Yuichi menarik Aiko ke atap.
Ada pagar rantai di sekelilingnya. Sepintas, tidak ada tempat tersisa untuk
berlari. Yuichi membawa Aiko ke tengah atap dan berbicara dengannya.
"Noro! Berpeganganlah
padaku dari depan seperti koala! Aku butuh kedua tanganku kalau kita mau keluar
dari sini! "
"Apa sih maksudmu? Aku
tidak bisa melakukan itu! "
"Tidak apa-apa, kamu ‘kan
kecil!"
"Jangan panggil aku kecil!
Dan itu bukan masalahnya! "
"Lakukan saja!
"Yuichi menarik Aiko ke arahnya. "Hah?! Tu-Tunggu sebentar!"

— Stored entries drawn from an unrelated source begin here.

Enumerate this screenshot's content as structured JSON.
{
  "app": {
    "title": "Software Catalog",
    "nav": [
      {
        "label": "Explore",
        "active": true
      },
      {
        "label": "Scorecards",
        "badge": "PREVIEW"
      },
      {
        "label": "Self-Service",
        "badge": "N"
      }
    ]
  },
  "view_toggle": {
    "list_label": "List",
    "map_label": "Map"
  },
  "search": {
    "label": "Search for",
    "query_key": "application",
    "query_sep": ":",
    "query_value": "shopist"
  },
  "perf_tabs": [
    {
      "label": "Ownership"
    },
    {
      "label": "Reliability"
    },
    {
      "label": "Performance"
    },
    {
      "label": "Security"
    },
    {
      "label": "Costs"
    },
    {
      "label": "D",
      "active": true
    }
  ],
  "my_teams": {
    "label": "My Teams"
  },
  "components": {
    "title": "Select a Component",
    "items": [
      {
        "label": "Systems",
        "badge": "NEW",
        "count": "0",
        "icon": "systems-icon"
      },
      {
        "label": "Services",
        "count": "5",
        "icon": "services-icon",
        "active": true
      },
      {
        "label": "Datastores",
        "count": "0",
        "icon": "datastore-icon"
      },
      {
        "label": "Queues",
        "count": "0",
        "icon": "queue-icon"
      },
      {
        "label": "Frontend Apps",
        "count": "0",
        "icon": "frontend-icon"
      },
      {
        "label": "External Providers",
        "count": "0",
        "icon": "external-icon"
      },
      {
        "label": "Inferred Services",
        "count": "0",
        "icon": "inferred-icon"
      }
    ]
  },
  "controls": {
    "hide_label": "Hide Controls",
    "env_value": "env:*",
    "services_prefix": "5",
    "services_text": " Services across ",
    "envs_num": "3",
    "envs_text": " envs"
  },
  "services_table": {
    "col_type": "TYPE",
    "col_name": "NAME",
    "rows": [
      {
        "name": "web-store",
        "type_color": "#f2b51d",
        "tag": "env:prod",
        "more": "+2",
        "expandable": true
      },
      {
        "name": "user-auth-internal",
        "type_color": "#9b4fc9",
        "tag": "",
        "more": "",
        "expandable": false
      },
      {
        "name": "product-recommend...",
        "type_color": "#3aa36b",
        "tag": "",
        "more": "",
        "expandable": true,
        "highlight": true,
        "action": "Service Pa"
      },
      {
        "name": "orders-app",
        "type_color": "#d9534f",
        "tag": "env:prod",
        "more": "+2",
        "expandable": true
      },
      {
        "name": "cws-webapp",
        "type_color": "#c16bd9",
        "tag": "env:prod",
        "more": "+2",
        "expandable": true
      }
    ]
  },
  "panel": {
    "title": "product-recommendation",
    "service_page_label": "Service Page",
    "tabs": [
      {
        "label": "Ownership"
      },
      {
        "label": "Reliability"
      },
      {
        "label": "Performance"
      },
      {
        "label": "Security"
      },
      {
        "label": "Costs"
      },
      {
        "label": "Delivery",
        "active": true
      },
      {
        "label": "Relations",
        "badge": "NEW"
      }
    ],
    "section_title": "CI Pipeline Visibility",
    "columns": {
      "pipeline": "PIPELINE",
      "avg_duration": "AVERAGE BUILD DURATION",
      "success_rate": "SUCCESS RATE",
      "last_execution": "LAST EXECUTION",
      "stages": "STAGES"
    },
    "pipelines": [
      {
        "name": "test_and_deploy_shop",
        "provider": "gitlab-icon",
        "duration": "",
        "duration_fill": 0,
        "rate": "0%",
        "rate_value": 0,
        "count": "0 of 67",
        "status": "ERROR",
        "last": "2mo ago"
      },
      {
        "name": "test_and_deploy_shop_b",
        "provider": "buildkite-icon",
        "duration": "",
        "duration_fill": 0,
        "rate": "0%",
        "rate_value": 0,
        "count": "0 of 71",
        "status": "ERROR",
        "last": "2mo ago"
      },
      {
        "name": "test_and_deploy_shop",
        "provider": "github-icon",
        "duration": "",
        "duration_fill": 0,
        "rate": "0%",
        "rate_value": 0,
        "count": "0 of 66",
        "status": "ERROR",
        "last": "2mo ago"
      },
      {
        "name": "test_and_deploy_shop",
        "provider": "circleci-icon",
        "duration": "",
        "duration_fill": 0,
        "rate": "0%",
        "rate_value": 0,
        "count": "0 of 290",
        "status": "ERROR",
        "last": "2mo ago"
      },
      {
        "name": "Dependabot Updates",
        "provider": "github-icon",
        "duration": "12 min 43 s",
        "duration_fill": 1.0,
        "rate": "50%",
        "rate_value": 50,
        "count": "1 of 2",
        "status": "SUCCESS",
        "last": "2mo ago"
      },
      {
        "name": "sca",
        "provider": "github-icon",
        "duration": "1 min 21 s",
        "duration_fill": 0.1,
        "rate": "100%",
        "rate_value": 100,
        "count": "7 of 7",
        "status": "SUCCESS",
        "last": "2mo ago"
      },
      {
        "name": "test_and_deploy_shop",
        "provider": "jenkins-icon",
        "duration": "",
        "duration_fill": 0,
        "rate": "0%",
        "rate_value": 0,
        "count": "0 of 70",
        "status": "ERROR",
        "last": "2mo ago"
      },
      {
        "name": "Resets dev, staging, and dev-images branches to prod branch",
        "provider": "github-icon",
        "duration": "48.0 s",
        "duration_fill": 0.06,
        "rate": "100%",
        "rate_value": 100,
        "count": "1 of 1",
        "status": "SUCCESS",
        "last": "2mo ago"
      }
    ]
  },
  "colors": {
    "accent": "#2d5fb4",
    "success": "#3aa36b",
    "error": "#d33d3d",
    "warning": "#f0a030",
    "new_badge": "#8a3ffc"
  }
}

"Lingkarkan kedua lenganmu
di pundakku, dan kakimu di pinggangku!" Bentakan suara Yuichi pasti
mengejutkannya, karena dia melakukan seperti yang Ia minta.
Pemandangan tubuhnya yang
menempel di bagian depan badan Yuichi pasti terlihat menggelikan bagi orang
yang melihatnya.
"Mungkin ini sedikit sulit
untuk bergerak, tapi kupikir ini akan berhasil," katanya.
"Apa yang sedang kalian
berdua lakukan?" Anak laki-laki pembunuh itu berdiri di pintu masuk atap,
terbata-bata karena keadaan mereka saat ini.
"Kami siap melakukan
sesuatu untukmu!"
"Oh, ya?" Anak itu
sama sekali tidak terancam. Dia pasti sudah percaya diri pada mangsanya yang
tidak mampu melarikan diri.
Yuichi mengepalkan tangan
sampai berbentuk pukulan. Ada dua koin 500 yen di antara masing-masing jarinya:
total delapan.
"Ambil ini!" Dari
posturnya yang sedikit terbatasi, Ia mengangkat lengan kanannya, membawanya
kembali ke belakang sejauh yang dia bisa, lalu meluncurkannya ke depan. Sambil
menggenggam pergelangan tangannya, ia melepaskan koinnya.
Cakram logam yang berat
menghujani anak itu.
Kesombongan anak laki-laki itu
lenyap dalam sekejap, dan dengan tergesa-gesa ia menyilangkan lengannya untuk
menahan diri dari serangan tersebut.
Segera setelah lemparan itu,
Yuichi berbalik, berlari ke pagar, dan memanjatnya, dengan Aiko yang masih
menempel di depannya.
"Hah?" Aiko merasa
bingung, tapi bisa ia lakukan hanya menempel erat padanya.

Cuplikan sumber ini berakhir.